As for the other three targets, the results are less clear. For these three targets, the CMC group had a statistically higher group mean at the pre-test and delayed post-test: the CMC group began with an advantage over the FtoF group and maintained that advantage at the delayed post-test. Any immediate gains in intelligibility for participants in the FtoF mode disappeared by the delayed post-treatment, indicating that, overall, the FtoF treatment was less effective than the CMC treatment.
During peer feedback sessions, the FtoF participants displayed satisfaction at being understood by their peers, for example, by thanking peers when they provided the intended response. Likewise, they expressed surprise or disappointment when they realized that their peers had not received the intended message. Despite these affective benefits, the results of this study do not indicate that FtoF feedback is effective for fostering intelligibility. It can be inferred that, for peer feedback on intelligibility (as opposed to feedback on comprehensibility negotiated by different-L1 peers during tasks), what is important is not so much the receiving of feedback, which is bound to be inflated due to the ISIB, but the giving of feedback, especially when learners have time to notice acoustic features. This study suggests that learners may receive more immediate benefits when feedback is delivered in a CMC modality; however, these benefits of CMC mode are moderated by target variability and to a lesser extent, by learner factors.

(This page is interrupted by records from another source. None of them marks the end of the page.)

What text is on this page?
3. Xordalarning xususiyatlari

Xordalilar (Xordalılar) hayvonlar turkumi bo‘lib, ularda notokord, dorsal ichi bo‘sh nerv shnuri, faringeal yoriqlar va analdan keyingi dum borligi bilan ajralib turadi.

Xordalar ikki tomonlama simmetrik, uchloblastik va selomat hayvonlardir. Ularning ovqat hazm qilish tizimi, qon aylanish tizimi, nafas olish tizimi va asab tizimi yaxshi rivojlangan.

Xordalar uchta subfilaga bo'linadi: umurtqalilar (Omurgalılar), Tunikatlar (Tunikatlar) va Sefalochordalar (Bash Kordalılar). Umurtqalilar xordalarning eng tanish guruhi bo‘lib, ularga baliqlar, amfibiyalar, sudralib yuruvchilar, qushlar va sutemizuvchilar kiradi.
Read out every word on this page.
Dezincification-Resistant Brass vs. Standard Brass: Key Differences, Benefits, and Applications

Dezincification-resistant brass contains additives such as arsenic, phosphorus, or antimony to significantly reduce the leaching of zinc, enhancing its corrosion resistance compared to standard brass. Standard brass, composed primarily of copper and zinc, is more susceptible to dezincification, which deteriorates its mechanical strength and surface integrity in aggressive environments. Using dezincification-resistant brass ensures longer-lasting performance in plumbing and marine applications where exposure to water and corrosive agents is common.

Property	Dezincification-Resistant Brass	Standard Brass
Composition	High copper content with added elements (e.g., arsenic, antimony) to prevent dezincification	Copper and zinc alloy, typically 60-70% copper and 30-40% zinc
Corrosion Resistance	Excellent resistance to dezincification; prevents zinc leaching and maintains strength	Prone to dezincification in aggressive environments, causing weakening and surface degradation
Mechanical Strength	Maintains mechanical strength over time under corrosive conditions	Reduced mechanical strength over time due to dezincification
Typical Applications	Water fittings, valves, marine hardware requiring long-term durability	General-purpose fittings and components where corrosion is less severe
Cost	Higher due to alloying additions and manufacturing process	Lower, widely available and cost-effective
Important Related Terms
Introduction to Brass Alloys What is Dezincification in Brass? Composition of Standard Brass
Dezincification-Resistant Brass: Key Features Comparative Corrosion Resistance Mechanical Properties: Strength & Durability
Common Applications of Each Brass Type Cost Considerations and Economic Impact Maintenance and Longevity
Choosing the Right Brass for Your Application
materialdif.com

The second research question asks to what extent target variability affects intelligibility. We have already discussed /l/-clusters. Singleton-/l/ represents a target that is generally intelligible to NS raters and, due to ISIB, is also highly intelligible for participants. Learners’ intelligibility continues to improve with time regardless of environment, but improvement is not significant, supporting the findings of Aoyama et al. (2004). In sum, singleton-/l/ is relatively stable, and same-L1 peer feedback in either the FtoF or CMC environment is insufficient to nudge learners into noticing features that would increase intelligibility. This suggests that same-L1 peer feedback on intelligibility, in either mode, is ineffective for targets that are already mostly intelligible. For such targets, peer negotiated feedback on comprehensibility during task-based activities might be more effective.
The results for both singleton-/ɹ/ and /ɹ/-clusters confirm that Japanese speakers require long-term, intensive perceptual and pronunciation training for these targets. In the present study, the treatment was too short for either group to make significant delayed post-test gains on either target. However, participants as a whole did make strong gains at the immediate post-test, with parameter estimates showing singleton-/ɹ/ to be five times more likely, and /ɹ/-clusters more than twice as likely, to be intelligible than at the beginning of the study. Additionally, although the GEE did not show a time*group interaction, the group mean for singleton-/ɹ/ was significantly higher for the CMC group than for the FtoF group. Although native speakers attend to variance in the third formant (F3) to perceive the /l/-/ɹ/ contrast, Japanese learners ignore this variance and pay attention to F2 frequencies (Saito, 2013). It is likely that the CMC group benefitted from having time to focus on this acoustic information.
These results indicate that, to some extent, short-term same-L1 peer feedback on intelligibility can lead to immediate uptake when delivered by CMC. As receivers of feedback, learners realize that their utterances are not necessarily intelligible, even to their peers who have an advantage of knowing the same L1, and as givers of feedback, they must make a conscious distinction between well-formed and intermediate forms. However, further research is needed to confirm whether same-L1 peer feedback that is given during a longer treatment would be sufficient for long-term uptake for a wider variety of targets. Same-L1 peer feedback may trigger learners’ awareness, but it is not likely to be the most efficient way to create a new perceptual category.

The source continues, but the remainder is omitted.